Monday, August 27, 2018

Assessing Semantic Debt

Introduction

That last post was a long one.  But I think it was valuable, in that we've now got a pretty comprehensive explanation of how semantic debt comes about.  It is, as I've repeated almost ad nauseum, an inevitable consequence of the difference between what an org's data models describe and what the actual business model(s) do.  We think we can put all of our data into a database for reporting and various kinds of automated action, but then it turns out we can't put all of our data into a database.  So we need to cobble stuff together, make assumptions and guesses, and skip doing stuff we want to because we can't store the data.

In a future post I'll talk more about the philosophical underpinnings of semantic debt.  That will almost certainly be more fun for me than anyone else, and I'm sure it will get almost no readers.  But today we need to talk through how to assess and evaluate semantic debt.

When we talk about "assessing" a problem we want to classify it, and so what we need is a better taxonomy.  We've got the beginnings of our taxonomy already: There's our four types of debt, which break into two categories:



This is helpful, but its not complete.  For one thing we're kind of missing an X axis on the matrix, just for the sake of symmetry.  (Symmetry is such a valuable architectural heuristic it seems like a shame not to make use of it.)  So let's work through various ways a semantic asset might fail.  In an earlier piece I called these failure points and for now that seems as good a term as any.  An asset's failure point is the way in which an asset might develop one or more Types of debt.  I mean "develop" here in the sense that the asset's relationship to the business changes, and so it fails.  But more precisely, because its the business model that changes, an asset's failure point is the way the delta between the business model and the data model becomes obvious to the organization.

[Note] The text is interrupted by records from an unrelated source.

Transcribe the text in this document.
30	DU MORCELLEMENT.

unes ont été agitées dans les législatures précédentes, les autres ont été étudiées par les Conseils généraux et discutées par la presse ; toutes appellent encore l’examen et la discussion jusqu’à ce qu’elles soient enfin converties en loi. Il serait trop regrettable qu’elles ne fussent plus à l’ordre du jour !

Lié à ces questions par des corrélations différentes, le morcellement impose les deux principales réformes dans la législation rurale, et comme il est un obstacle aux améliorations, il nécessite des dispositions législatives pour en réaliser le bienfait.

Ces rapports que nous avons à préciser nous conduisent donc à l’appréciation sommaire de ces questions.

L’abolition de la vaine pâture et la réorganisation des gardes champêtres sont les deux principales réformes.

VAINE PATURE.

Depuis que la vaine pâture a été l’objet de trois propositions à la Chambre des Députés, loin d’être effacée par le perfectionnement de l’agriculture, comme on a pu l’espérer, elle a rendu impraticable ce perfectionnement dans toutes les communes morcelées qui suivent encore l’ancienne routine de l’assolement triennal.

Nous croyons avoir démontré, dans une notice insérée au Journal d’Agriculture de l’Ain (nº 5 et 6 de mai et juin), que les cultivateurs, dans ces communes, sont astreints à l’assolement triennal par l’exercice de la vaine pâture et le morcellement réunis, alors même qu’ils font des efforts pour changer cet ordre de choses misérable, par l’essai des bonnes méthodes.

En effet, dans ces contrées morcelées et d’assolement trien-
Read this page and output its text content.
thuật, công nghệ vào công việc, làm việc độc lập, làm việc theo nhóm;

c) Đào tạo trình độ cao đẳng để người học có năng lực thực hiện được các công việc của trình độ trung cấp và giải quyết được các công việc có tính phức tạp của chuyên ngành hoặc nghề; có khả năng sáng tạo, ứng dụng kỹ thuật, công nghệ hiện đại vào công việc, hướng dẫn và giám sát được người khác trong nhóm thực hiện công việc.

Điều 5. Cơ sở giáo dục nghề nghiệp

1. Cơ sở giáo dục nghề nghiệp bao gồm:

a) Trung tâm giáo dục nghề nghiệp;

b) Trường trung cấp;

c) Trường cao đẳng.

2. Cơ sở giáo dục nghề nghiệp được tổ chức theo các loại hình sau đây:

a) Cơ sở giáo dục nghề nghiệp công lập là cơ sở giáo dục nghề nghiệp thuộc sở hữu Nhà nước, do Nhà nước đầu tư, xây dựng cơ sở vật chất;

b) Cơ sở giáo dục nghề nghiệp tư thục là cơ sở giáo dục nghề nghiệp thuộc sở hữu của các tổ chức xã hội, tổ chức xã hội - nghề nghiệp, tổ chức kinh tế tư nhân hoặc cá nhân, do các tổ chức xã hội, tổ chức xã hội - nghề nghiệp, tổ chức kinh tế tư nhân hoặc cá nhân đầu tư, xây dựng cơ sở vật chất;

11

In that earlier piece I identified three failure points: Immediate, Sudden and Gradual.  There's a really easy way to explain failure points, which is visually.

Immediate failure

An Immediate failure point occurs when a semantic asset covers some portion of an organization but not all the relevant portions it needs to cover, and so the asset is in debt from the beginning of its life:



The data model at t1 covers exactly 4/5ths of the business model at t1, and stays the same throughout time.  The data model's missing piece is the light green entity in the bottom right of the business model, and that entity's relationships with two other entities.  In this case the semantic asset starts out in debt, at inception.

Now there's a way in which you could say that every semantic asset is in some kind of Immediate debt.  No single data model perfectly covers everything it could cover, in the limiting case.  This might be because of lack of foresight, or Godel's Incompleteness Theorems, or because the Universe is analog and models are digital, or whatever.  But no model is perfect, and so isn't it the case that all models are in Immediate debt?

But that kind of inexactness is not what I'm getting at here.  Data model construction is bounded by time and effort, and its simply and sadly never the case that we're allowed to do data modeling to perfection.  We always run out of time.  Which is ok; there's no point in making the perfect the enemy of the good.  What an Immediate failure of a semantic asset indicates is a scoping decision: A decision - conscious or not - to leave certain entities out of the data model.  There's all kinds of reasons why we might leave entities out of a data model, some good and bad.  Obviously conscious awareness of the scope of our data model with respect to the business domain its intended to cover is better than being unconscious of Immediate failures.  But even in the case where we're conscious we've left X, Y and Z out of the model we may be unconscious we've left out S, T and U, and if S, T and U are relevant then the model is in Immediate failure.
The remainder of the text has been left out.